Les marabouts sont des mahométans pratiquants et respectés. Contrairement aux savoirs des guérisseurs traditionnels qui sont transmis oralement, les savoirs secrets des marabouts se transmettent par l’écrit. Comme soignants, ils nomment, expliquent et traitent la maladie.
Dans tous les cas, le traitement ne peut découler que de la divination. «Avec les quatre-vingt- dix-neuf noms de Dieu, on peut tout faire, tout guérir, tout obtenir», disent les marabouts. Le pouvoir surnaturel réside dans les noms de Dieu ainsi que dans les versets du Coran, qu’ils soient écrits ou prononcés. Plusieurs techniques à visée thérapeutique sont possibles. Les mots sacrés peuvent être écrits sur une feuille de papier placée dans un sachet en cuir : cette amulette pourra être portée ou accrochée dans la maison. Le marabout peut également écrire sur une planchette de bois qui sera lavée, l’eau chargée des pouvoirs du verbe étant recueillie pour être bue ou mise au contact de la surface du corps. Les mots magiques peuvent être prononcés à l’égard d’une plante, d’une racine ou d une poudre afin d’en augmenter le pouvoir. Les musulmans les plus orthodoxes préconisent des incantations directes à Dieu, sans support matériel. Enfin, le nom de Dieu peut être introduit dans la cure en additionnant la valeur numérique attribuée à chaque lettre, le total étant ainsi chargé d’un pouvoir magique.
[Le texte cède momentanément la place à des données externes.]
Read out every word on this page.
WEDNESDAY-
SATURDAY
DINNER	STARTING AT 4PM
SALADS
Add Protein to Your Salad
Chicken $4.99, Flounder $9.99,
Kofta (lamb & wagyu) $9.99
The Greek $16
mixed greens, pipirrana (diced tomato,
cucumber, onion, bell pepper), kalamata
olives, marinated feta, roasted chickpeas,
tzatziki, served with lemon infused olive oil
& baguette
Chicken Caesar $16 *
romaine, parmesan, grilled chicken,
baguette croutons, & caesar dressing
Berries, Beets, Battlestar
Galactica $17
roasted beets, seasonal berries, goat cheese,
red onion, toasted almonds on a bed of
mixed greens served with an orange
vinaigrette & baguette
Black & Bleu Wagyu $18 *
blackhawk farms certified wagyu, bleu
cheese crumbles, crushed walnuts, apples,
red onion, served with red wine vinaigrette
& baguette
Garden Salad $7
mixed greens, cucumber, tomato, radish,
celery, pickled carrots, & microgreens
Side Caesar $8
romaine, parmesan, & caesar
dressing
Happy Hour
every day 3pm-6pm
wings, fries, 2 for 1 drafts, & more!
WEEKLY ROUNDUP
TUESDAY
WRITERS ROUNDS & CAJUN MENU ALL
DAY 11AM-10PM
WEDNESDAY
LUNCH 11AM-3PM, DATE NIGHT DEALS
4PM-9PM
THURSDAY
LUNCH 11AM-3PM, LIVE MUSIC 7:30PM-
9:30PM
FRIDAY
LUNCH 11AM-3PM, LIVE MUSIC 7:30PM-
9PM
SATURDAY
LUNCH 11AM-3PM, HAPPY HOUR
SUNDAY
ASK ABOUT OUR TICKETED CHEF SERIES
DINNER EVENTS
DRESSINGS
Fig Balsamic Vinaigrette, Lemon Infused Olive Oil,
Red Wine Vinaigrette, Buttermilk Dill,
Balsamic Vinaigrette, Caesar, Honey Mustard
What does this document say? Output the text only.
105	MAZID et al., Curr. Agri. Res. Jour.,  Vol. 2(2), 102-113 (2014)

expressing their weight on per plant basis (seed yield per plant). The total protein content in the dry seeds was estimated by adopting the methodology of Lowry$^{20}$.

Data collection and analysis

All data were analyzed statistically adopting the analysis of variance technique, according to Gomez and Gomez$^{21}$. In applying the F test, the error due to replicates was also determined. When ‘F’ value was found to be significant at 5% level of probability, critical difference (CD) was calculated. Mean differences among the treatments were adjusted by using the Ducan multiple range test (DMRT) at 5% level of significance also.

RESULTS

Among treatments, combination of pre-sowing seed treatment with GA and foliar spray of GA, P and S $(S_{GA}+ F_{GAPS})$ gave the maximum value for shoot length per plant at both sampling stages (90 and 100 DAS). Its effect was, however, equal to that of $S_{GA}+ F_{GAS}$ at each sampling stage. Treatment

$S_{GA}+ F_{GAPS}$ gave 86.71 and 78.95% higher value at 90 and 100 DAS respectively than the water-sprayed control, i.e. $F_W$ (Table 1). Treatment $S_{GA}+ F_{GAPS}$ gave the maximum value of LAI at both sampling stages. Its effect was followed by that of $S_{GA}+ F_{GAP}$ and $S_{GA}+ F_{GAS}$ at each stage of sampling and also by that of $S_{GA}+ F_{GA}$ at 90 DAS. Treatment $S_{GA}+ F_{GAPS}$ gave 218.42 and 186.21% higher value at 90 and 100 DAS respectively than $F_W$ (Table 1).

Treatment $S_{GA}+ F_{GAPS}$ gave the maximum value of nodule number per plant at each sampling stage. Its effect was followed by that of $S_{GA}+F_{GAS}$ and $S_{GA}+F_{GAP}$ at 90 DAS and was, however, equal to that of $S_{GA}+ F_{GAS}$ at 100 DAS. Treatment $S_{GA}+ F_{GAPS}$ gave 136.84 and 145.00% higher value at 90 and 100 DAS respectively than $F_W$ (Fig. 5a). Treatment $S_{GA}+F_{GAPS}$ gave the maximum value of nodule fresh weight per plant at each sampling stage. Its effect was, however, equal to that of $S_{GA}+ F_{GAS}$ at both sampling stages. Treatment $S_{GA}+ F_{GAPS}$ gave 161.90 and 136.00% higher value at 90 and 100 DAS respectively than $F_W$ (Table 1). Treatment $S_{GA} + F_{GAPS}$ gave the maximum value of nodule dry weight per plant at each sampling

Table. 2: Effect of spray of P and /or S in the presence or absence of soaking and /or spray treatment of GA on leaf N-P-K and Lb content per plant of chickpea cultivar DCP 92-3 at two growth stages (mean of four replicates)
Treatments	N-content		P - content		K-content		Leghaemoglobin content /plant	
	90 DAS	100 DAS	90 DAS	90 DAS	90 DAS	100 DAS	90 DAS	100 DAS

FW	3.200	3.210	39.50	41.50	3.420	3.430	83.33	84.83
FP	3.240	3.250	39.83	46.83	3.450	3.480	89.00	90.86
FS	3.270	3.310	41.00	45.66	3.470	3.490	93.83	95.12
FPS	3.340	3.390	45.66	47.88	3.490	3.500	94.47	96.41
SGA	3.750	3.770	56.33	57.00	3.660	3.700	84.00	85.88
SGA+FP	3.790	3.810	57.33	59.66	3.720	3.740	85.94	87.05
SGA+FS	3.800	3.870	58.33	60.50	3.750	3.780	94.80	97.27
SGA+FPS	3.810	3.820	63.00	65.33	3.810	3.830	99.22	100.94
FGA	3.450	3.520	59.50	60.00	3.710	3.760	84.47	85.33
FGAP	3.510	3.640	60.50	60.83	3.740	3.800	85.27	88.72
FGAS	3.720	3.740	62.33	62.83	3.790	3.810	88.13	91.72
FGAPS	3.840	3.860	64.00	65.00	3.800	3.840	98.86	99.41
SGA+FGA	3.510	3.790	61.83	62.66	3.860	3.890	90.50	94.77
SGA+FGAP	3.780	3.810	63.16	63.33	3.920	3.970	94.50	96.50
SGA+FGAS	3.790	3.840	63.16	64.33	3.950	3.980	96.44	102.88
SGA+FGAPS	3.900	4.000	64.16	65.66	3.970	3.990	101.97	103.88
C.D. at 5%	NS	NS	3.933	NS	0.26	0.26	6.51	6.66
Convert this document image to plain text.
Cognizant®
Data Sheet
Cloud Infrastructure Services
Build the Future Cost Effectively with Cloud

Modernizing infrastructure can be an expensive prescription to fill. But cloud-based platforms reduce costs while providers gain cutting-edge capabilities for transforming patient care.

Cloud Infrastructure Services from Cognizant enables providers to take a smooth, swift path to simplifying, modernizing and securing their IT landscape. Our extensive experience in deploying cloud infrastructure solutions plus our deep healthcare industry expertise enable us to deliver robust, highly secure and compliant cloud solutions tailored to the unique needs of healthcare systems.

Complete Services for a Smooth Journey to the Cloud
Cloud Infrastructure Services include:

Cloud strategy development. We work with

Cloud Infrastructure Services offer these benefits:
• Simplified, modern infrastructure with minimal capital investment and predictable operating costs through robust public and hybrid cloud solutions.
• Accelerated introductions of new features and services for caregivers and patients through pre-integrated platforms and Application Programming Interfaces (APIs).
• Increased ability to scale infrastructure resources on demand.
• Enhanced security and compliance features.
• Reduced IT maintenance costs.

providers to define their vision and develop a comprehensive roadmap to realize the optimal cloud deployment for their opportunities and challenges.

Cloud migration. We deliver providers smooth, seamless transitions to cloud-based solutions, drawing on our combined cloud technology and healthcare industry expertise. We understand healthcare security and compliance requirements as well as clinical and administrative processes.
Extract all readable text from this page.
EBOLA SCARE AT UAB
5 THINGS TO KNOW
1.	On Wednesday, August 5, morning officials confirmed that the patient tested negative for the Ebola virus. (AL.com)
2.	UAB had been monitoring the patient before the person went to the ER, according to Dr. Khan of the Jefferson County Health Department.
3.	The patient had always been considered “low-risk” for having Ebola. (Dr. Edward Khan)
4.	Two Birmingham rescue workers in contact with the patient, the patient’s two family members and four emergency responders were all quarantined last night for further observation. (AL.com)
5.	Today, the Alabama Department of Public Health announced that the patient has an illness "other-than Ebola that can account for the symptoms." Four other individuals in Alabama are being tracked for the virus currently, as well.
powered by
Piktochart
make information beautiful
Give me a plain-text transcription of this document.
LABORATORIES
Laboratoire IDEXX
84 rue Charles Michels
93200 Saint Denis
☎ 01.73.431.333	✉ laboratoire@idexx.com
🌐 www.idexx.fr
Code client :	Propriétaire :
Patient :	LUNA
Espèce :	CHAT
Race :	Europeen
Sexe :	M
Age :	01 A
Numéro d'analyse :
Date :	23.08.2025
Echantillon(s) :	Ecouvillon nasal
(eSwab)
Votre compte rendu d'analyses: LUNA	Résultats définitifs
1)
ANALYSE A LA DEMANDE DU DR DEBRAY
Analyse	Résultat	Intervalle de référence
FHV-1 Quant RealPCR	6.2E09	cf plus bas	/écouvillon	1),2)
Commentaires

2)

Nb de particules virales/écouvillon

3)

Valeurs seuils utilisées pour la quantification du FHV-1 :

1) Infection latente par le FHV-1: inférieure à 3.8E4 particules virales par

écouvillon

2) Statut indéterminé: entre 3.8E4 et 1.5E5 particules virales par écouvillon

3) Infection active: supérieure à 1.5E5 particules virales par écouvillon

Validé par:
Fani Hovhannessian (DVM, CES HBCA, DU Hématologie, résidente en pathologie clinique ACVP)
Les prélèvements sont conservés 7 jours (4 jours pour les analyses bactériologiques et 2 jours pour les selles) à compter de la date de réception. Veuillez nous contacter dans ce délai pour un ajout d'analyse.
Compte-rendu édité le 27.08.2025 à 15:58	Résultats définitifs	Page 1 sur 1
Si l’islam est commun à tous les marabouts, les guérisseurs traditionnels n’ont pas de référence commune évidente, les coutumes variant entre les groupes ethniques et même localement, au sein de la même ethnie. Les guérisseurs traditionnels, devins, magiciens, herboristes, sont craints pour leurs pouvoirs et sont souvent consultés en secret. Si beaucoup de guérisseurs déclarent pouvoir soigner la plupart des maladies, certains se limitent à des troubles précis. Certains ne traitent, par exemple, que les fractures et les os déplacés ou encore certaines maladies de l’enfant.